I’d like to suggest that the real issue lies neither in upholding traditions nor in promoting and celebrating alternative lifestyles. It’s not even about some social normative or ethical classifications. Instead, the rift highlights the fundamental matter of the role of government in the lives of individuals.
If we take a step back and look at the meta-narrative of the debate, we see that we should be asking completely different questions than “what is marriage?” How about “should lawmakers even be able to dictate what is an acceptable formulation of romance and companionship in the first place, or should this topic be considered outside of their realm of legal influence?”
Paradoxically, this entire debacle seems to be the result of left-wing extremists, the very group crying “foul!” today, constantly pushing for more and more centralized federal power. Starting with Franklin Roosevelt — arguably the father of all liberal democrats — and continuing through today, there has been a concerted push to expand the scope of the federal government on the part of most leftist politicians.
For them, this allows for vote-securing manipulations (i.e. social programs, grants and subsidies for certain regions or industries, employment projects, etc). “Bestow upon me ___ powers and I’ll be sure to use that capability to scratch your back.” That’s the formula for staying in office and in power.
Unfortunately, this approach to government has resulted in an over-reaching behemoth of a federal government that has been raised solely on steroids and is virtually unrecognizable compared to the constitutional portrait of a healthy government.
We’ve given away so much of what our liberties entail that we can no longer control this beast with our twine leash; we’re dragged behind its unwieldy path through the fields of its own self-promotion in an injurious blur, all the while thinking that we’ve gotten what we wanted out of it.
Wake up people. We’re the collective dupe.
If we hadn’t allowed and even begged Congress to begin making the majority of our decisions for us, we would not be having this gay marriage debate at all. It would be up to individuals first and localities or states second, but never would it concern the federal government.

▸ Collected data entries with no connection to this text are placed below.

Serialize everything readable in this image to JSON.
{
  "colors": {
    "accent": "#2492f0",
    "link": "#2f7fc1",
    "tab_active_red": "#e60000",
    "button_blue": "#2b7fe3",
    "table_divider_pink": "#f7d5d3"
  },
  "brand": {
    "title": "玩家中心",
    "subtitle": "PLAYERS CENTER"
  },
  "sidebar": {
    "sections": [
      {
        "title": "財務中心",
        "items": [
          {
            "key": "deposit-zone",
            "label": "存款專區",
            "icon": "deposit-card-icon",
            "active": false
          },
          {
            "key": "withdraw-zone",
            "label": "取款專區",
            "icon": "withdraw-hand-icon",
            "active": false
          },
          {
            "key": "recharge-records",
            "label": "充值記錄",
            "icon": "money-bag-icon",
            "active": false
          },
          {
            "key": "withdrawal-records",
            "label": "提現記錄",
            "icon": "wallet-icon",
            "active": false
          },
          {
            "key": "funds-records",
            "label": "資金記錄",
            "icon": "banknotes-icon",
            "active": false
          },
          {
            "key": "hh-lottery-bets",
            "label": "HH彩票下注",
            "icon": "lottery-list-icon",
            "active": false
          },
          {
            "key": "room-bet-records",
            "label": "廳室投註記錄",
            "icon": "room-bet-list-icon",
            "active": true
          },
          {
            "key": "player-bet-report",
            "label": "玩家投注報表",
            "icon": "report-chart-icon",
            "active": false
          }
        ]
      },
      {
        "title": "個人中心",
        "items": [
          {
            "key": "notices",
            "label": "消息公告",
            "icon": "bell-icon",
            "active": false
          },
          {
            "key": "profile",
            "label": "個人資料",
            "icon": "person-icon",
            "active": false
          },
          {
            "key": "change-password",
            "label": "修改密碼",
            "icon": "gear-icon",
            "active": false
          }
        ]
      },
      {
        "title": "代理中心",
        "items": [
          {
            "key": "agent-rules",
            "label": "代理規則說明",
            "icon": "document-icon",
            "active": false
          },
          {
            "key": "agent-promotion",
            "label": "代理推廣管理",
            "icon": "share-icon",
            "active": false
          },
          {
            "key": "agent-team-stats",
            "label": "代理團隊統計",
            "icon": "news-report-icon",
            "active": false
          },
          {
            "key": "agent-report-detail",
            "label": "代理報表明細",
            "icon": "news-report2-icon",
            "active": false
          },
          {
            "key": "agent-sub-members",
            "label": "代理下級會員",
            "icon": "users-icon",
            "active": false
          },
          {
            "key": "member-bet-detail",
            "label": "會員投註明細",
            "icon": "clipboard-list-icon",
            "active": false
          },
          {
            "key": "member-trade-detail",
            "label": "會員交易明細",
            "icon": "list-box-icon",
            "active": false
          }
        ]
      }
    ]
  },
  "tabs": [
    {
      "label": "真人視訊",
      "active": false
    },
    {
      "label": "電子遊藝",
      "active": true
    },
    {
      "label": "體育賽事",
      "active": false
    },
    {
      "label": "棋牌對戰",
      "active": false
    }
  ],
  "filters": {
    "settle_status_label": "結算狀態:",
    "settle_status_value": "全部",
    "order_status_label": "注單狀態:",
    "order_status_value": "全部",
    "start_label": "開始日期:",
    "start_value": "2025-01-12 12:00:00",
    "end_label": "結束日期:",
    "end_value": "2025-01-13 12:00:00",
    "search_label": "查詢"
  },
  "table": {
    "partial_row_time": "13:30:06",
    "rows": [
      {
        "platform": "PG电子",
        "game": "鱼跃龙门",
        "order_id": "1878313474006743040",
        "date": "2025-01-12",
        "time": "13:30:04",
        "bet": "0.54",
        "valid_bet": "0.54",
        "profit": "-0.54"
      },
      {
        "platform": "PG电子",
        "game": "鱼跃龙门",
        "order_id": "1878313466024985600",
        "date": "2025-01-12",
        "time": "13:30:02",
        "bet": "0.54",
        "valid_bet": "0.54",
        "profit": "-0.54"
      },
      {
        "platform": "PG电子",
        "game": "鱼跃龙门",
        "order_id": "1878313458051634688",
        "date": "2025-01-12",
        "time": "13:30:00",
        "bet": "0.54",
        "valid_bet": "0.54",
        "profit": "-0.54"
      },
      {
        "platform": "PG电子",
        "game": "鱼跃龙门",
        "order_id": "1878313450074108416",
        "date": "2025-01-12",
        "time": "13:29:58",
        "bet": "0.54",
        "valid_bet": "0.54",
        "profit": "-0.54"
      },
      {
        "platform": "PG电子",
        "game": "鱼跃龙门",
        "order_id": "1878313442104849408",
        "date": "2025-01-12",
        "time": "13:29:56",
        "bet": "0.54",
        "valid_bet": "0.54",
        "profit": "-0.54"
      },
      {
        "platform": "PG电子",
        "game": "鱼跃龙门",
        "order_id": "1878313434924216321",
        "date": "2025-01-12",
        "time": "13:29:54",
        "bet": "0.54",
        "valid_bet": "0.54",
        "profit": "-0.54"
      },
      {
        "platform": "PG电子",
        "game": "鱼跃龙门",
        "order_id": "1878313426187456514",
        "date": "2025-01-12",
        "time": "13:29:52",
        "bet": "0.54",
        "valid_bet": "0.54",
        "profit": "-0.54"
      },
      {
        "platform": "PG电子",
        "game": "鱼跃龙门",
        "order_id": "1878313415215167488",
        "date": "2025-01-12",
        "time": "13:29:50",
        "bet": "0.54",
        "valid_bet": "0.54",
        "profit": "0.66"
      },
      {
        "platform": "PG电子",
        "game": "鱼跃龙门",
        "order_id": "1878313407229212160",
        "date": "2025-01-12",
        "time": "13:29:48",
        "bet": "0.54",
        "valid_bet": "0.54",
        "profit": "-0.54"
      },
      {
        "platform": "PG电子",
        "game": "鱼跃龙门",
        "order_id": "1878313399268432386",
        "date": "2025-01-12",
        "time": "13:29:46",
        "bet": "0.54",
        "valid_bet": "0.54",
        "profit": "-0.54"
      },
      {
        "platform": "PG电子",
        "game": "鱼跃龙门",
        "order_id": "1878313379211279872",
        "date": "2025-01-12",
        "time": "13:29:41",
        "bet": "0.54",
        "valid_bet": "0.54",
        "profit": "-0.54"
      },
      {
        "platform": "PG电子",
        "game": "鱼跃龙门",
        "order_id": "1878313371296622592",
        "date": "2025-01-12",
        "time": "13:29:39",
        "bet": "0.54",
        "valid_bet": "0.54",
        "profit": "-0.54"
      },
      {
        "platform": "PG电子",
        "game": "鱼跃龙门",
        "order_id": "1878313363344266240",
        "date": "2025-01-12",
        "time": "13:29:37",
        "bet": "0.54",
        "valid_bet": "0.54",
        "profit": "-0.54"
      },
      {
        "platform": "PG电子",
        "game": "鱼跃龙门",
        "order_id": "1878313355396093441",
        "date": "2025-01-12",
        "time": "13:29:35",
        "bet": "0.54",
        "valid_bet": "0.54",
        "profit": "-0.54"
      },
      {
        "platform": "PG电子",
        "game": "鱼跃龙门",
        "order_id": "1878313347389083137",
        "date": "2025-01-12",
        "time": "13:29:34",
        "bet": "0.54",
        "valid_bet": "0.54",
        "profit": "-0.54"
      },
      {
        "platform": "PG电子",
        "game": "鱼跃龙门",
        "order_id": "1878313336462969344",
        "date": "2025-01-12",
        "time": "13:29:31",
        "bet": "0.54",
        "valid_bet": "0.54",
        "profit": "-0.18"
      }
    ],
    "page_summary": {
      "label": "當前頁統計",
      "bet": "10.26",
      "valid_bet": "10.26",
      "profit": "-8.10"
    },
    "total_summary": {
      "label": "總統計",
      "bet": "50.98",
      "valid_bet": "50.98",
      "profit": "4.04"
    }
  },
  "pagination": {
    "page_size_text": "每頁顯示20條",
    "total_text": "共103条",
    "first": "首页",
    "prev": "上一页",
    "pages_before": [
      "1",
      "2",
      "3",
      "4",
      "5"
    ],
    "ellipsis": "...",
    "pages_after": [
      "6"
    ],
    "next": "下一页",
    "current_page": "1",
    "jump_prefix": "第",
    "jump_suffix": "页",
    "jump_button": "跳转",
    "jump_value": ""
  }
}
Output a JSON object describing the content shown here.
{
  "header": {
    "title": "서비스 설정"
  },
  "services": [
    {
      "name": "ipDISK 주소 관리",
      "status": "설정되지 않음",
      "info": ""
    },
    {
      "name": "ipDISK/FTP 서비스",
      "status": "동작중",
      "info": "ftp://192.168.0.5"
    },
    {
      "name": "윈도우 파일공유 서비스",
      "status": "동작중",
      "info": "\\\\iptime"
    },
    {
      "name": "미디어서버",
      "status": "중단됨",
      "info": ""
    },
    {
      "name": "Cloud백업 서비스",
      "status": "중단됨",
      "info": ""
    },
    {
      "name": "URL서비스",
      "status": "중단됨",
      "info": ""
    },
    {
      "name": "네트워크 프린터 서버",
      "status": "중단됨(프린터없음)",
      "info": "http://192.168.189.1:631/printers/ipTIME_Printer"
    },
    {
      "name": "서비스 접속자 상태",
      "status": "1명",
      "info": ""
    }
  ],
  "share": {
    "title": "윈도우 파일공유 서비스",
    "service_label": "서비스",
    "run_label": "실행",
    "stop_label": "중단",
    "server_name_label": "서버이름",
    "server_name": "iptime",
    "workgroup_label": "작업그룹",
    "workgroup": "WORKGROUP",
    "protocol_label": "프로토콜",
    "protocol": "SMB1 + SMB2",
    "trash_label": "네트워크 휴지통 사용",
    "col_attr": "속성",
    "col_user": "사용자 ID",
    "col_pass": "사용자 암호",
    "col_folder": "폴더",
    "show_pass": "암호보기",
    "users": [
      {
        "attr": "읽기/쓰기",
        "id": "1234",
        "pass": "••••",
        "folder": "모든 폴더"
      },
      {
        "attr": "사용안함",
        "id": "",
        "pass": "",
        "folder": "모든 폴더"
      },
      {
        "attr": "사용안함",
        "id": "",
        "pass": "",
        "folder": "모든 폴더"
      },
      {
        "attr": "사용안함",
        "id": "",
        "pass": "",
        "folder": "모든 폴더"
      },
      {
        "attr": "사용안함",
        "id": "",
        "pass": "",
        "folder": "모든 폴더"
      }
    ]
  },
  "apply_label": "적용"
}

Part of the concern with such centralized power is that we have 50 different territories with unique demographics, specific needs, diverse cultural milieus and a variety of solutions to common problems that best fit each state. It is absurd to think that a single decision for such a controversial issue as gay marriage made in Washington will be appropriate simultaneously for California and Alabama. So why not let each city, county or state make up their mind on what’s optimal for them?
If you’re a proponent of gay marriage, you may want to consider a limited government that can’t tell you one way or the other who you may or may not legally spend the most intimate moments of your life with.
For either position, the lesson is this: when we inflate and centralize the government for what, at the time, seems like our benefit, we ultimately lose control over it. One day you will likely find yourself at odds with some federal agenda, being coerced, shoved, maybe even punished by the all-powerful federal law. And then you’ll curse the power that you once possessed but tossed away so carelessly. Thus, we are justified in being skeptical of any such entity with the reach and control of our government.
So if you’re tired of being dragged through that field, if you no longer want to be parented by somebody on Capitol Hill, if you think you can make decisions for your own life better than politicians can, if you’re fed up of these unceasing debates, then, for heaven’s sake, don’t feed the beast anymore! It will be too late when the leash is snapped and the creature tramples our liberties once and for all.